How Do I Write A Performance Based Sow?

Key components of a performance-based SOW are:

  • Specific and clearly defined contract goals
  • Technical and schedule requirements stated in terms of desired results
  • Methods of performance measurement
  • Clearly established deliverables and other reporting requirements
  • Mandatory requirements that are limited to the Government's actual minimum needs

Remember, performance-based SOWs are not to be confused with generic goals or general "wish-lists." Do not use this tool as an excuse to abdicate your responsibility to clearly stipulate the required outcomes or results.

Minimum Mandatory PBSC Requirements

  1. Performance requirements that define the work in measurable, mission-related terms.
  2. Performance standards (i.e., quality, quantity, timeliness) tied to the performance requirements.
  3. A Government Quality Assurance (QA) plan that describes how the contractor's performance will be measured against the performance standards.
  4. If the acquisition is either critical to agency mission accomplishment or requires relatively large expenditures of funds, positive and negative incentives tied to the Government QA plan measurements.

Steps in Preparing a Performance Based SOW:

  1. Define contract goals
  2. Prepare a work breakdown structure.
  3. Develop each task statement in terms of tasks that the contractor is required to perform and clearly identify the desired output from each task. Express task statements in terms of "what is needed" vice "how to do it." This process should produce a results-oriented SOW which answers the following questions:
    1. What are the required outcomes?
    2. What accomplishments should come from the task?
    3. What needs to be measured to know if the results are the desired ones?
  4. Provide clear functional organization and funding allocations in the SOW to provide a basis for Government and contractor manpower resource lists.
  5. Define task completion criteria. The performance-based SOW should define what constitutes performance completion under the contract. Be explicit in describing how acceptance is to be achieved.
  6. Review applicable policies and regulations to identify minimum regulatory tasks.
  7. Ensure compatibility and consistency with the performance specification, logistic support strategy, and acquisition strategy.
  8. Rely on the vendor's existing in-house processes wherever practical.
  9. Apply incentives for high-value performance, but make sure the incentives are commensurate with the requirements and the risk.
  10. State tasks clearly so the contractor knows what is required. Vague work statements may hinder proposal preparation and source selection by limiting understanding of the Government's critical objectives. The performance-based SOW should clearly and unambiguously describe the tasks the contractor is expected to accomplish.
  11. Correctly cite references. Thoroughly review all references and sub-tier references (to other documents) to weed out unnecessary requirements.
  12. Identify quality assurance elements for both hardware and software throughout the life cycle.
  13. Give the contractor the full responsibility for quality performance by developing formal, measurable performance standards and surveillance plans.
  14. Identify references to data requirements in any task that generates a deliverable. Ensure that there is a clear task/data relationship to avoid giving conflicting direction. A conflict here could result in a formal protest.
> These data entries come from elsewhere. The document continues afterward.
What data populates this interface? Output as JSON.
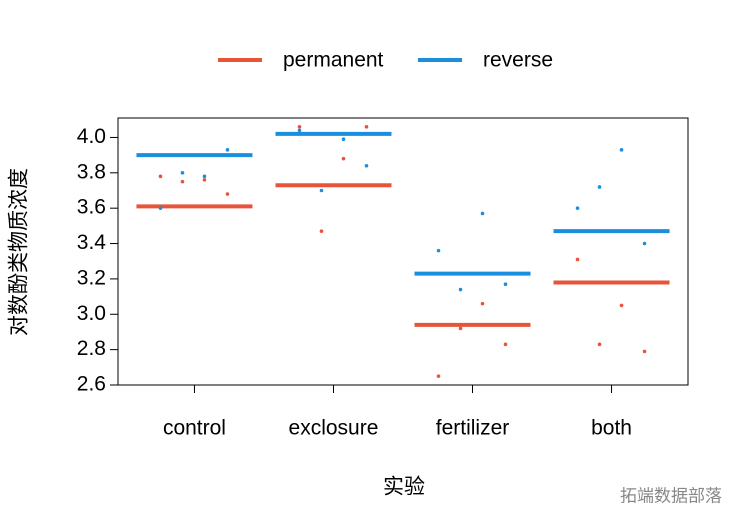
{
  "chart_data": {
    "type": "dotmean",
    "xlabel": "实验",
    "ylabel": "对数酚类物质浓度",
    "watermark": "拓端数据部落",
    "categories": [
      "control",
      "exclosure",
      "fertilizer",
      "both"
    ],
    "ylim": [
      2.6,
      4.11
    ],
    "yticks": [
      {
        "value": 2.6,
        "label": "2.6"
      },
      2.8,
      {
        "value": 3.0,
        "label": "3.0"
      },
      3.2,
      3.4,
      3.6,
      3.8,
      {
        "value": 4.0,
        "label": "4.0"
      }
    ],
    "legend": "top",
    "series": [
      {
        "name": "permanent",
        "color": "#e8533a",
        "values": [
          3.61,
          3.73,
          2.94,
          3.18
        ],
        "points": [
          [
            3.78,
            3.75,
            3.76,
            3.68
          ],
          [
            4.06,
            3.47,
            3.88,
            4.06
          ],
          [
            2.65,
            2.92,
            3.06,
            2.83
          ],
          [
            3.31,
            2.83,
            3.05,
            2.79
          ]
        ]
      },
      {
        "name": "reverse",
        "color": "#1a8fe0",
        "values": [
          3.9,
          4.02,
          3.23,
          3.47
        ],
        "points": [
          [
            3.6,
            3.8,
            3.78,
            3.93
          ],
          [
            4.04,
            3.7,
            3.99,
            3.84
          ],
          [
            3.36,
            3.14,
            3.57,
            3.17
          ],
          [
            3.6,
            3.72,
            3.93,
            3.4
          ]
        ]
      }
    ]
  }
}
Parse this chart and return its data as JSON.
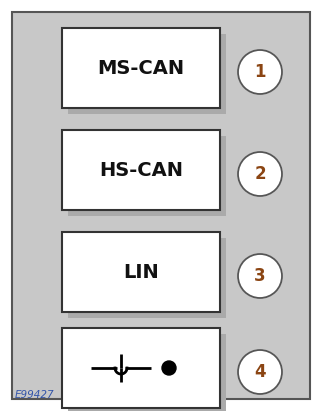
{
  "bg_outer": "#ffffff",
  "bg_panel": "#c8c8c8",
  "panel_border_color": "#555555",
  "box_bg": "#ffffff",
  "box_border_color": "#333333",
  "shadow_color": "#aaaaaa",
  "circle_bg": "#ffffff",
  "circle_border_color": "#555555",
  "number_color": "#8B4513",
  "label_color": "#111111",
  "watermark_color": "#3355aa",
  "labels": [
    "MS-CAN",
    "HS-CAN",
    "LIN",
    ""
  ],
  "numbers": [
    "1",
    "2",
    "3",
    "4"
  ],
  "watermark": "E99427",
  "fig_w": 3.22,
  "fig_h": 4.11,
  "dpi": 100
}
Quality Under A Performance Based Sow

Accountability for the final outcome is explicit with a performance-based SOW. The contractor remains responsible and accountable for achieving required results based upon their own proposed technical and management approach and internal processes which have NOT been dictated by the Government. The offeror is given flexibility in their proposal but absorbs a commensurably greater risk share for contract performance.
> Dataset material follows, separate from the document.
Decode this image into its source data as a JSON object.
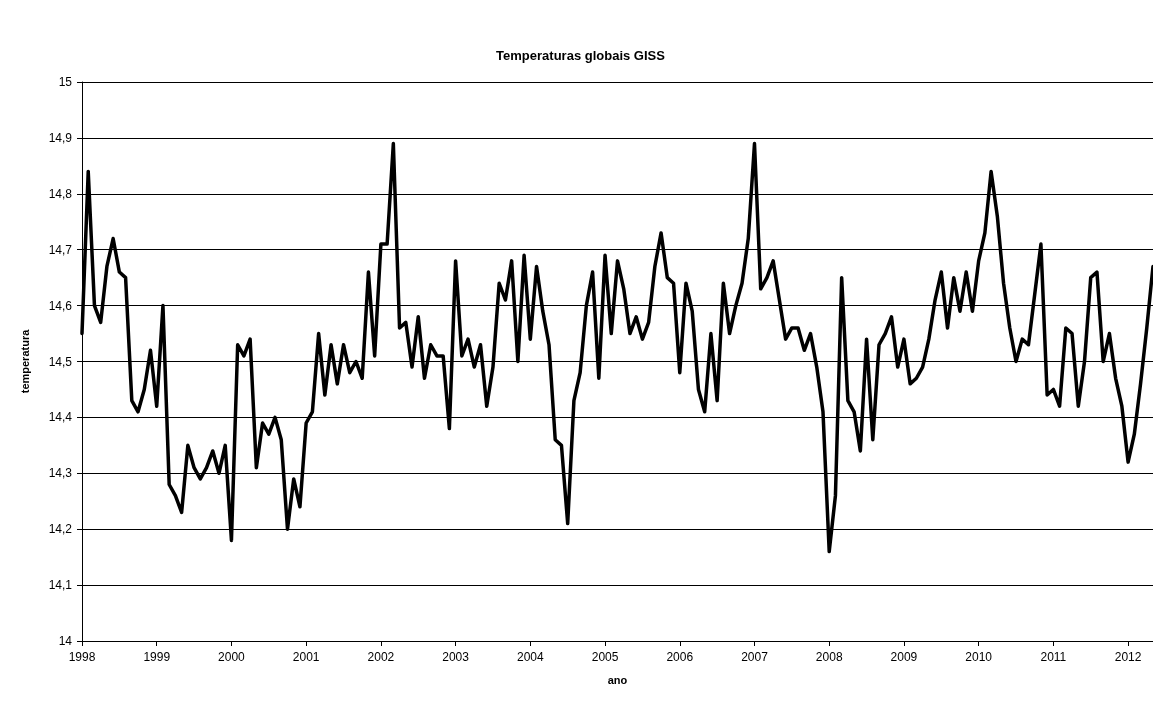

This risk is transferred to the contractor two ways:

  1. by giving the contractor the full responsibility for quality performance by developing formal, measurable performance standards and surveillance plans in the SOW and
  2. through the use of contractor <incentives/disincentives> for successful/unsuccessful performance.

Incentive Examples:

Positive

  • When performance exceeds standard, pay x% of monthly payment into pool. At end of y months, pay contractor amount accrued in pool.
  • When performance exceeds standard, pay x% of monthly payment into pool. When pool has reached y dollars, pay contractor amount accrued in pool.
  • When performance has exceeded the standard for x consecutive months, reduce government oversight or contractor reporting , as appropriate.
  • Document past-performance report card, paying particular attention to performance that exceeded the
    standard.

Negative

  • When performance is below standard for a given time period, x% of that period's payment will be withheld.
  • When performance is below standard for a given time period, require the contractor to re-perform the service at no additional cost to the government.
  • When performance is below standard for x consecutive months, increase surveillance or contractor reporting.
  • Document past-performance report card, paying particular attention to performance that failed to meet the standard.

Generally, incentives are preferred over disincentives.